Training taking too long - basic LSTM POS Tagger

parvathysarat · March 1, 2020, 11:54pm

I am trying to train an LSTM POS tagger following https://pytorch.org/tutorials/beginner/nlp/sequence_models_tutorial.html. I wrote this yesterday and it took some 10s per epoch, but then I edited the code in places - I was running on the colab and forgot to save a copy- and now it gives the same accuracy but the first epoch takes around 60s and each epoch takes ~45s. The train() takes 40s in itself.

I tried adding torch.no_grad() but it does not seem to improve anything.

def train(epoch, model, loss_function, optimizer):
    train_loss = 0
    train_examples = 0
    # model = BasicPOSTagger(EMBEDDING_DIM, HIDDEN_DIM, len(word_to_idx), len(tag_to_idx))

    for sentence, tags in training_data:
        model.zero_grad()

        # get inputs ready
        sent_in = prepare_sequence(sentence, word_to_idx)
        targets = prepare_sequence(tags, tag_to_idx)

        # run forward pass
        tag_scores = model(sent_in)
        # compute loss, gradients, update params
        loss = loss_function(tag_scores, targets)

        loss.backward() 

        optimizer.step()     # tried with and without, model.zero_grad()   
        train_loss += loss.item()
        loss.detach_() #tried with and without this line
        train_examples += 1

    avg_train_loss = train_loss / train_examples
    # print(avg_train_loss)
    avg_val_loss, val_accuracy = evaluate(model, loss_function, optimizer)
        
    print("Epoch: {}/{}\tAvg Train Loss: {:.4f}\tAvg Val Loss: {:.4f}\t Val Accuracy: {:.0f}".format(epoch, 
                                                                      EPOCHS, 
                                                                      avg_train_loss, 
                                                                      avg_val_loss,
                                                                      val_accuracy))

def evaluate(model, loss_function, optimizer):
    val_loss = 0
    correct = 0.
    val_examples = 0
    with torch.no_grad():
        for sentence, tags in val_data:
           
            model.zero_grad()
            # get inputs ready
            sent_in = prepare_sequence(sentence, word_to_idx)
            targets = prepare_sequence(tags, tag_to_idx)

            # run forward pass
            tag_scores = model(sent_in)
 
            # compute loss, gradients, update params
            loss = loss_function(tag_scores, targets)
            optimizer.zero_grad()
            val_loss += loss
            loss.detach_()
            indices = torch.argmax(tag_scores,dim=1)
            pred = [tag for a in indices for (tag, index) in tag_to_idx.items() if index == a.item()]
            correct += sum([1 for i,j in zip(pred,tags) if i==j])/len(pred)
            val_examples += 1            
    val_accuracy = 100. * correct / val_examples
    avg_val_loss = val_loss / val_examples
    return avg_val_loss, val_accuracy

Calling :

for epoch in range(1, 30 + 1): 
    train(epoch, model, loss_function, optimizer)
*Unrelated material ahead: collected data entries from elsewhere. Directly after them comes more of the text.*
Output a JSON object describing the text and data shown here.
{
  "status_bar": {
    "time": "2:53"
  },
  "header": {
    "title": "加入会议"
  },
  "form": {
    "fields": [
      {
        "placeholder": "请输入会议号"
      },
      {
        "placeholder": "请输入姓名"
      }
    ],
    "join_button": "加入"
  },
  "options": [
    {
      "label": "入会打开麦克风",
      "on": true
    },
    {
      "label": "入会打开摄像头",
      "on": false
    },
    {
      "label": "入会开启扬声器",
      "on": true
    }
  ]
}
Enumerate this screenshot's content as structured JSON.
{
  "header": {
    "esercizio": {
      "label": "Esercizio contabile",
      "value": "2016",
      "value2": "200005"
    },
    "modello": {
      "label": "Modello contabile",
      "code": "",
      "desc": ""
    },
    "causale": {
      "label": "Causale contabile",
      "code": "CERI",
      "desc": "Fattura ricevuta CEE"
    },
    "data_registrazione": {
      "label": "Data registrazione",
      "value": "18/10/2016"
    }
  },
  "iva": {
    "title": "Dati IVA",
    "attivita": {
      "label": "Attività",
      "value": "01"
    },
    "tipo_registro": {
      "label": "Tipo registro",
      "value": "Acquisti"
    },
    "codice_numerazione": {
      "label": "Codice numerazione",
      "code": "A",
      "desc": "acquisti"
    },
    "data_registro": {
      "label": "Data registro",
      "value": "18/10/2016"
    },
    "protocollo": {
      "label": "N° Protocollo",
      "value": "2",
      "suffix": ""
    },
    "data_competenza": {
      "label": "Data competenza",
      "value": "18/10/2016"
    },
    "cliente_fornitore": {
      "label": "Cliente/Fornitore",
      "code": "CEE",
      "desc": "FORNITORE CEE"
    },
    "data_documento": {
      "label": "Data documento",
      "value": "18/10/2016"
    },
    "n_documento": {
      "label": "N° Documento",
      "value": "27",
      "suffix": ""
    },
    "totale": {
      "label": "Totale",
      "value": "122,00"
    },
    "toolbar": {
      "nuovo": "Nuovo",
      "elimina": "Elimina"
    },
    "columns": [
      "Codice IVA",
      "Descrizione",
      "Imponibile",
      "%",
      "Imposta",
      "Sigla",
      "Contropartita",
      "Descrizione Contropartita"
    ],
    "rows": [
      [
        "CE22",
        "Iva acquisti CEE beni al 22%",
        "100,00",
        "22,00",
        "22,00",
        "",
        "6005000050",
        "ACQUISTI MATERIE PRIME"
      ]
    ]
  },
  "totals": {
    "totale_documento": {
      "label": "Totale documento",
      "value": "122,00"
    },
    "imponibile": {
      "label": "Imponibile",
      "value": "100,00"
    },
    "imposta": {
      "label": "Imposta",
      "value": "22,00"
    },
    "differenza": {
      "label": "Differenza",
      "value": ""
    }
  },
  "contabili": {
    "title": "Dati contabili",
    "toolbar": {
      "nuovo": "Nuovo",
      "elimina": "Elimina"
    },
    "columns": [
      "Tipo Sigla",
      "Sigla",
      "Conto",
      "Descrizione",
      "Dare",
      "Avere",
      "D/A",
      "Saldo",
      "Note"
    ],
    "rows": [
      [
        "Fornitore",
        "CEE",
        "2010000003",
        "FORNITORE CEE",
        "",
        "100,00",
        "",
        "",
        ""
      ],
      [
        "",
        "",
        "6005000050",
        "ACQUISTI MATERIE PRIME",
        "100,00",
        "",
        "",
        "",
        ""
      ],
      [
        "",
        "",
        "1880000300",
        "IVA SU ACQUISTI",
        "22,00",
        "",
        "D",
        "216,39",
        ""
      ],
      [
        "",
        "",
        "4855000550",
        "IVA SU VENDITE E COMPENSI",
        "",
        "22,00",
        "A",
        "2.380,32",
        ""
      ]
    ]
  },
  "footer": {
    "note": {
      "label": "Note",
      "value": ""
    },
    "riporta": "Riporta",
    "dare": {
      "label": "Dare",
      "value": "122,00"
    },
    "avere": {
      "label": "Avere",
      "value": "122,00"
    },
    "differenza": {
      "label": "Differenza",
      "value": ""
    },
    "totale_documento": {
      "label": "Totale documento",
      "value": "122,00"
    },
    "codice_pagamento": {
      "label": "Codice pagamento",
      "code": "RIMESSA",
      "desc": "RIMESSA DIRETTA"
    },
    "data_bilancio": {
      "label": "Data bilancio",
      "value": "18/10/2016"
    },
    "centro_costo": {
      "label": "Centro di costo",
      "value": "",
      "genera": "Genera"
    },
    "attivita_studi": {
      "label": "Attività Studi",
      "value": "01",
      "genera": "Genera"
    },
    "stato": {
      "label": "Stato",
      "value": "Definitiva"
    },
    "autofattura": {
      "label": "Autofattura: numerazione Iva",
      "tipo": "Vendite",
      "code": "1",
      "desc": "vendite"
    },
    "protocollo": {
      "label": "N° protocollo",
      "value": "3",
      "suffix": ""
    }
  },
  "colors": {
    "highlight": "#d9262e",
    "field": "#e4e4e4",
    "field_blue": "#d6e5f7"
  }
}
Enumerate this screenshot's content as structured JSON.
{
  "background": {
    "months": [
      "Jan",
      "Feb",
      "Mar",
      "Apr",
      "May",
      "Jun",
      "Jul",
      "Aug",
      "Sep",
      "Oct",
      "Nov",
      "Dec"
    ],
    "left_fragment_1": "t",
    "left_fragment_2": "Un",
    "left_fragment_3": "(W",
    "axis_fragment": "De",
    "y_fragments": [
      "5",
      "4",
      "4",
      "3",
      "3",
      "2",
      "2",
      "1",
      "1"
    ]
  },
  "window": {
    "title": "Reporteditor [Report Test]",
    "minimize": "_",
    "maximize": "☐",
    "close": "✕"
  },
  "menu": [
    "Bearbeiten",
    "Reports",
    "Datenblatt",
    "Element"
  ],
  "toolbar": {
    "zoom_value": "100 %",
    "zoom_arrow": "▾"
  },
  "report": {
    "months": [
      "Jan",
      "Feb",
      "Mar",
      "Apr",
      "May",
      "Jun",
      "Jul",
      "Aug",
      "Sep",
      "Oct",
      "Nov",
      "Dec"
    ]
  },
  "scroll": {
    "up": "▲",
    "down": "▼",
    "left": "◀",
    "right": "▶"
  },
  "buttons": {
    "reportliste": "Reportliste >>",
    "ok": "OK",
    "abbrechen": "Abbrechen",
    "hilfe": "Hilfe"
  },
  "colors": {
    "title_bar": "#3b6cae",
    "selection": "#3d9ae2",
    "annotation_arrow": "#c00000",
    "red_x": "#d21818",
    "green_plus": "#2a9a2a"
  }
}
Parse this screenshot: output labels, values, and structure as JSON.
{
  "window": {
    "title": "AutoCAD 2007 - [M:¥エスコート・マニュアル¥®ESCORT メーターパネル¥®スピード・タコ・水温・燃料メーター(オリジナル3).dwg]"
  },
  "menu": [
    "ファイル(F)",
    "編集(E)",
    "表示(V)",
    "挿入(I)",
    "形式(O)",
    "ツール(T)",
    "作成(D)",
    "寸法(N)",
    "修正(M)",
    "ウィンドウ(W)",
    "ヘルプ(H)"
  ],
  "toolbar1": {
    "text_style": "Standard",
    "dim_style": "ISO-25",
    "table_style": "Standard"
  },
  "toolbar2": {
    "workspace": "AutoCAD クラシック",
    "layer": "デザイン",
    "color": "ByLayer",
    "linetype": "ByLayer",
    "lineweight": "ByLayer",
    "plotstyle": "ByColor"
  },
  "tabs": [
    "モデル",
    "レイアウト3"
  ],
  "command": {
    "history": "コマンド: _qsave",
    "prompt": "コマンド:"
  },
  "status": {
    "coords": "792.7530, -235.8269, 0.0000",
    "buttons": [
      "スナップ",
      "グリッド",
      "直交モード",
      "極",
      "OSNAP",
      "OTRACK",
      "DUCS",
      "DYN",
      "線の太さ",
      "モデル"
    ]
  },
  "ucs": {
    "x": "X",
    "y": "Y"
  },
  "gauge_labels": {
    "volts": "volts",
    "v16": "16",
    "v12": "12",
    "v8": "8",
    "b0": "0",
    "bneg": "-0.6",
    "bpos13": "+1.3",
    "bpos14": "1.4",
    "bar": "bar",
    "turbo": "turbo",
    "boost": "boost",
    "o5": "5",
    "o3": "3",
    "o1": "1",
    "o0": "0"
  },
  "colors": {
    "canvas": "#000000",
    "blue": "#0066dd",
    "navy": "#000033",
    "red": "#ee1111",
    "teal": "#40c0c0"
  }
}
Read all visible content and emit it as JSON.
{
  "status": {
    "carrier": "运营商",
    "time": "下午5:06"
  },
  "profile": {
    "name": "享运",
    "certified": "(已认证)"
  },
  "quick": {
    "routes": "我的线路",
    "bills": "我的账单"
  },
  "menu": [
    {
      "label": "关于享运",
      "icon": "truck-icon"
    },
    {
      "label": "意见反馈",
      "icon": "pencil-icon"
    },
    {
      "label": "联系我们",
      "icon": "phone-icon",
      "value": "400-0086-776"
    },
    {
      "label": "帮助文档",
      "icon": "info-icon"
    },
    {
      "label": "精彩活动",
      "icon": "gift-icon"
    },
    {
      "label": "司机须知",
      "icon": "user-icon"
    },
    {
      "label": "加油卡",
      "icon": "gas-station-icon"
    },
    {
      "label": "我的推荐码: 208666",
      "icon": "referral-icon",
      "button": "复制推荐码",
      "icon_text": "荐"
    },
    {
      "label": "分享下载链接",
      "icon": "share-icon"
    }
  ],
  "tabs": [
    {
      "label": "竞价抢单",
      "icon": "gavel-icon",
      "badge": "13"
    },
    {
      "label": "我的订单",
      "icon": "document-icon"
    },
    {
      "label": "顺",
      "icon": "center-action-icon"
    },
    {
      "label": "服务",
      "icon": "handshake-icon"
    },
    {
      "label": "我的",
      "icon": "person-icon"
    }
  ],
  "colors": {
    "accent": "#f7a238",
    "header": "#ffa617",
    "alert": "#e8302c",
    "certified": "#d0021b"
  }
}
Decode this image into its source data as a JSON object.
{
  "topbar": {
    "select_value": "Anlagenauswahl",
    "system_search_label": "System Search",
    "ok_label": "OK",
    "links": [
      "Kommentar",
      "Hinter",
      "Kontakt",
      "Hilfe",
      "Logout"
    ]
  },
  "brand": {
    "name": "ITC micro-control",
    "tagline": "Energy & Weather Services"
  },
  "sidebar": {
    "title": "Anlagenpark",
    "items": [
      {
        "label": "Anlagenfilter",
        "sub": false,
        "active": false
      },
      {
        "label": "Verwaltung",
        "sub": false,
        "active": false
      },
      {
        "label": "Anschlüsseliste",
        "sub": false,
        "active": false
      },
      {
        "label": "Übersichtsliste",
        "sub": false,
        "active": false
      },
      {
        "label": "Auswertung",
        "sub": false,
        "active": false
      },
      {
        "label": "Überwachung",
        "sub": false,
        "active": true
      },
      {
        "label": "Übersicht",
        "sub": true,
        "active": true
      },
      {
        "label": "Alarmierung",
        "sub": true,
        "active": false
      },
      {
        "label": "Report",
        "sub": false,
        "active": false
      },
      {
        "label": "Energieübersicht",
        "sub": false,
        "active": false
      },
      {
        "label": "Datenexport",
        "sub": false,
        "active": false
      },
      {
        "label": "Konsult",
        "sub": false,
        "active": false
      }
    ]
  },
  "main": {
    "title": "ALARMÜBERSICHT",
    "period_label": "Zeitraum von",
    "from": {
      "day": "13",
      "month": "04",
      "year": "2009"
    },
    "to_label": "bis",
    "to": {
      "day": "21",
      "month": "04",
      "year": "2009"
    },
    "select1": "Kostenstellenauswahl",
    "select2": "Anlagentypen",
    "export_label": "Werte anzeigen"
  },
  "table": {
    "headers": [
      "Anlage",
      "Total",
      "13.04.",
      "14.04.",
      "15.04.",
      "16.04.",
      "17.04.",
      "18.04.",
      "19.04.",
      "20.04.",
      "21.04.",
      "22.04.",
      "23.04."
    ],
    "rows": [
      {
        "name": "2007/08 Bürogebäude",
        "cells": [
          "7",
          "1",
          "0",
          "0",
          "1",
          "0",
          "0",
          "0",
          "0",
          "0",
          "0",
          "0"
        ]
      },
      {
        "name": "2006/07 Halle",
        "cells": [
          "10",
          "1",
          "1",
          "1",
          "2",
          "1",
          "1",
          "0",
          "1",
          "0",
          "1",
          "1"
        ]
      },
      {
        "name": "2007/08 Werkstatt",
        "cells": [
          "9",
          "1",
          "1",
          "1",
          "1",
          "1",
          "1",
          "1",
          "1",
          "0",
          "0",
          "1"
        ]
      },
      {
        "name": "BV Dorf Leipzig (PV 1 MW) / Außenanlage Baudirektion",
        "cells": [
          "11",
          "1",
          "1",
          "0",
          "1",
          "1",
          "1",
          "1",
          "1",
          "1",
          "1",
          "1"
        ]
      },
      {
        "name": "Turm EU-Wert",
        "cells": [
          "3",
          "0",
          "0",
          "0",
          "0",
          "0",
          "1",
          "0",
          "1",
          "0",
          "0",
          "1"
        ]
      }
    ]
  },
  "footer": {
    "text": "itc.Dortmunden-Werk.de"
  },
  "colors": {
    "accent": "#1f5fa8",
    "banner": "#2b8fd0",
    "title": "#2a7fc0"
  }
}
Using NLLLoss() and SGD optimizer.
training_data is a list of lists where [i][0] is the tokenized sentence and [i][1] is its list of corresponding POS tags. I’m using the same parameters as before (embedding dimensions, learning rate etc) so I believe the issue is within the train() function but I cannot find where. Is my training wrong somewhere? Any help is very much appreciated, thankyou in advance.

vdw · March 2, 2020, 12:34pm

I’m not quite sure what you’re asking. I take it the the training works fine in terms of that the loss goes down and the accuracy goes up, right?

You’re wondering about the performance now. 60s/epoch doesn’t mean anything without knowing the data and hardware. And that it was 10s/epoch before “some edits” doesn’t help much either. At a quick glance, your code looks fine, and you have the tutorial and the training seems to work as well. Not quite sure what you’re looking for now.

Of course, one main bottleneck is that you give the network only one sentence at a time (please correct me if I’m wrong). Using batches would speed up the training significantly.